The good news is that I have spotted the lost lid of the dustbin deep within the hedge, which disappeared in the extreme gale months ago. I thought then that it must be in the garden somewhere, given the direction the wind was blowing from that night, and kept expecting to find it in one of the borders or tucked behind a shed, but as the weeks passed and it didn't show up, I decided it must have bowled away across the fields and resigned myself to its loss. The local foxes didn't seem to bother taking bags out of the dustbin, so the main people to suffer from the lack of a dustbin lid were the dustmen when water collected in the bin after rain. I reckon that wriggling flat on my stomach (and being very careful not to poke myself in the eye) I should be able to retrieve it.
The leaf burner smouldered away all morning without creating too much smoke, customised by the addition of a chimney in the form of piece of stove pipe left over from revamping the blue summerhouse. The Systems Administrator assures me that when you send hot air through a confined tube a form of the Venturi effect comes into play and speeds the air flow up, and that this is why the small traction engines I've seen at steam rallies often have long vertical exhaust pipes. It is true I have seen such pipes on many small engines, but I still don't understand the Venturi effect. My school physics teacher cited it as the reason why aerofoils work and aeroplanes fly, and I didn't believe it then either, even though I had to accept the evidence of my eyes that planes do fly.
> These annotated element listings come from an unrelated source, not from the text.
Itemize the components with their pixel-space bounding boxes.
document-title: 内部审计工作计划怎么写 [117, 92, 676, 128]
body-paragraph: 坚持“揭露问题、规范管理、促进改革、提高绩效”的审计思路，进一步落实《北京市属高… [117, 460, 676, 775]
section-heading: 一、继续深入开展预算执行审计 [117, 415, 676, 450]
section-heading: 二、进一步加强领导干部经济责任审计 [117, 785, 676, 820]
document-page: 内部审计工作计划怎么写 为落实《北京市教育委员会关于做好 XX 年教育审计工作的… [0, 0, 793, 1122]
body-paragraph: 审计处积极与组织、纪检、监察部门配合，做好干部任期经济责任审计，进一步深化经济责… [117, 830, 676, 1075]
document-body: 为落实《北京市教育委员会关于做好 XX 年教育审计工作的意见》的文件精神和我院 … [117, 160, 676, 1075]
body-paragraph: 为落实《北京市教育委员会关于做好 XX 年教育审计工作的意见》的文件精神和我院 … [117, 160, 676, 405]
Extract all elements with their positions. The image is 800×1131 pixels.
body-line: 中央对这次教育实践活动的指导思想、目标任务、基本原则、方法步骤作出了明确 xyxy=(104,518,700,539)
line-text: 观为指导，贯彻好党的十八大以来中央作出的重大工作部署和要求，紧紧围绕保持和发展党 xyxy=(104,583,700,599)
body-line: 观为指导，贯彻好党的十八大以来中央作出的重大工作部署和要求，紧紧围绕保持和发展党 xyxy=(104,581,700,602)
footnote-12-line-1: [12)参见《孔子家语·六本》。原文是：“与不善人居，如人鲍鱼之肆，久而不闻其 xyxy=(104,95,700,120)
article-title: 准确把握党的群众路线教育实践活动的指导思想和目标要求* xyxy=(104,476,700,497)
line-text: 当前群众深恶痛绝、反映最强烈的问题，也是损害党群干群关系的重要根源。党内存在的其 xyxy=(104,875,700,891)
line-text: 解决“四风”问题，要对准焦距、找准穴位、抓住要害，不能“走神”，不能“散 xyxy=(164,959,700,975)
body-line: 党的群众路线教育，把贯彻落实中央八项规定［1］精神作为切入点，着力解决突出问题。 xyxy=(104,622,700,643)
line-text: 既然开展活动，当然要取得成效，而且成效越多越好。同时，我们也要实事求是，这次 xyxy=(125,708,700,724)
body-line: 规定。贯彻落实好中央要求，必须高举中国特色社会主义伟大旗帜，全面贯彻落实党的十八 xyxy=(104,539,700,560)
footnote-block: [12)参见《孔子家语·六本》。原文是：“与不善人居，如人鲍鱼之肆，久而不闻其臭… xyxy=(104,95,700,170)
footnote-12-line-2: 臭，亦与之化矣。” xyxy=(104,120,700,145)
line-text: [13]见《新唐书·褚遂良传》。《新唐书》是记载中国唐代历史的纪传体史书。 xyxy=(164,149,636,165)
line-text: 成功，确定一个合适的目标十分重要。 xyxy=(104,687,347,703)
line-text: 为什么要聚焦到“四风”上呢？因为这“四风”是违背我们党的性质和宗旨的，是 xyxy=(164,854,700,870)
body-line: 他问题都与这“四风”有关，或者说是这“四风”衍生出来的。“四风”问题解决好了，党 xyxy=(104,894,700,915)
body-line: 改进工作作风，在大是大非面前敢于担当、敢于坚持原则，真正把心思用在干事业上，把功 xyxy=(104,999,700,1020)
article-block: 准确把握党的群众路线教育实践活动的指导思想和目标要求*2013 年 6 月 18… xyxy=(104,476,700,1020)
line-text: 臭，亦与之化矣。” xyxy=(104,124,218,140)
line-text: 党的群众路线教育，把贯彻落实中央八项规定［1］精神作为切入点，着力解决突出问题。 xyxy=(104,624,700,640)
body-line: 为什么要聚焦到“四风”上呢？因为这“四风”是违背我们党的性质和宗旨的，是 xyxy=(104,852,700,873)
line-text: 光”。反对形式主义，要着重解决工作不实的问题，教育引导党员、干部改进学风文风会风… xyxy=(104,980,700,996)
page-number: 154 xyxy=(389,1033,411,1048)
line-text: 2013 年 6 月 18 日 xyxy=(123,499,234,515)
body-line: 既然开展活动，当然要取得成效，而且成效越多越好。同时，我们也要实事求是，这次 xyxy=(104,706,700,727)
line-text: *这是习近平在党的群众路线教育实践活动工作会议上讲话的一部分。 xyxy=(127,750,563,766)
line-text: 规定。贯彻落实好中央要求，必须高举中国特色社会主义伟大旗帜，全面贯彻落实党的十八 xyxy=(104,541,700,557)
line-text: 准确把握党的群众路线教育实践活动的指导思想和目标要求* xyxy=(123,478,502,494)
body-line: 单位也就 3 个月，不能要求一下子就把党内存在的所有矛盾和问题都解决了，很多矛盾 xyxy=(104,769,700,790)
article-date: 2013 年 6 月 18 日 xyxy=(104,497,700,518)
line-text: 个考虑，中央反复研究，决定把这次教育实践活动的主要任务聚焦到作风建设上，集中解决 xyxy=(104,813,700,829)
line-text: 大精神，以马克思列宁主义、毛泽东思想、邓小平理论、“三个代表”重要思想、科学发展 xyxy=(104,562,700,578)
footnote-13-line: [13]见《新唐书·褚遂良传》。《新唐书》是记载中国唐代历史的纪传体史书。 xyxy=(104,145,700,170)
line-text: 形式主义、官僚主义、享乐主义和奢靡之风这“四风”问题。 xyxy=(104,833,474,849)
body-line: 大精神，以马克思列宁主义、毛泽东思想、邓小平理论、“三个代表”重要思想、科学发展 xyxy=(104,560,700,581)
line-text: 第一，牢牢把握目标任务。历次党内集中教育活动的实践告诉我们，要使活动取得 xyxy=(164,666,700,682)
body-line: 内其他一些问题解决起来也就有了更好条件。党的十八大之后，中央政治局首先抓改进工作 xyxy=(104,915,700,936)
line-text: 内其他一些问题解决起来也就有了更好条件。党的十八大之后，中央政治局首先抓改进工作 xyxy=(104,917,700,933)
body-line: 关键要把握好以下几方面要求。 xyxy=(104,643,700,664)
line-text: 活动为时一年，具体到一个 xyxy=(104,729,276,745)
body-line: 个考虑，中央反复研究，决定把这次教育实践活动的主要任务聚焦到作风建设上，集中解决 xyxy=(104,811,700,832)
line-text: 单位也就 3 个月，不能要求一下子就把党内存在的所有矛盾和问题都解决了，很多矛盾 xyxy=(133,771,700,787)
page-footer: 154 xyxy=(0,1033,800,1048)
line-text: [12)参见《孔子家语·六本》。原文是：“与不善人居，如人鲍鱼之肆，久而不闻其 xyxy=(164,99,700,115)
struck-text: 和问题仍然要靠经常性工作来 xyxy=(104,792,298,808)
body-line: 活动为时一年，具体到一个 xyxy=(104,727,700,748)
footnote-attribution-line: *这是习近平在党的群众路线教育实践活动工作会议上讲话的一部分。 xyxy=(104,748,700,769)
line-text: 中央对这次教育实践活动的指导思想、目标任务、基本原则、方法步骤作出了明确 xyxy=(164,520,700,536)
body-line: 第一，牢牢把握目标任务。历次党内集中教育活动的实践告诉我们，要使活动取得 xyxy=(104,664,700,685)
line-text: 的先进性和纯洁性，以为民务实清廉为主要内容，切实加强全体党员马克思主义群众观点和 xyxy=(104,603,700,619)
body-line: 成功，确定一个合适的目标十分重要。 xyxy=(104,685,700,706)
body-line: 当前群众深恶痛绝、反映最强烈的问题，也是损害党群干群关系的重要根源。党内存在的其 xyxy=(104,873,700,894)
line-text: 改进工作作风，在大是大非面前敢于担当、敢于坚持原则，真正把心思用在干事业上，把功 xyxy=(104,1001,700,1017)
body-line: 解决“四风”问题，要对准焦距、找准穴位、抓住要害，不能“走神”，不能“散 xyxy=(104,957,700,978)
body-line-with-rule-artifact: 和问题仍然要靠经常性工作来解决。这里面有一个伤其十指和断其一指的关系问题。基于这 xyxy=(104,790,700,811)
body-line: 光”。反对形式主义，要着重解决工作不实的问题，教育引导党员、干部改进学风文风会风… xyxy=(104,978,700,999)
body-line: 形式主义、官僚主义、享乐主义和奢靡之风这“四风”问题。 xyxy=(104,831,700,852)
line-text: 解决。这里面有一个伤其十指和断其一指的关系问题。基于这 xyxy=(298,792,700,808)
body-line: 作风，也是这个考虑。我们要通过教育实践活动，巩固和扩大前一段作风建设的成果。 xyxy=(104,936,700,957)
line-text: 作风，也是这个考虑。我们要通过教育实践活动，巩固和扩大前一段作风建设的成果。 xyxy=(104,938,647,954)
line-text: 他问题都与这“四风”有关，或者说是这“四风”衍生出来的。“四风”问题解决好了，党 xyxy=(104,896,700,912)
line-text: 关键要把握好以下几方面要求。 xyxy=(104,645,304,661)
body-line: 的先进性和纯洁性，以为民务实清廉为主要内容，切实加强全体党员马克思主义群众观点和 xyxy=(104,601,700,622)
The chickens did not come out for a run this afternoon. They were disappointed, I could tell by the noise they were making, but yesterday when I released them they would not stay in the front garden, foraging in the turning circle or scratching around in the bed by the entrance, but set off with great determination down to the bottom lawn. I had to follow them, abandoning the hedge and taking my trowel to do some unscheduled weeding, and I didn't want to have to do it again. The hedge is beginning to weigh heavily on my mind. When Gertrude Stein asked Alice B. Toklas what she saw when she closed her eyes, Alice B. Toklas firmly answered 'Weeds'. I am in danger of seeing Eleagnus x ebbingei. It is time to get to the end of that hedge so that I can forget about it, apart from waiting to see whether it dies or not.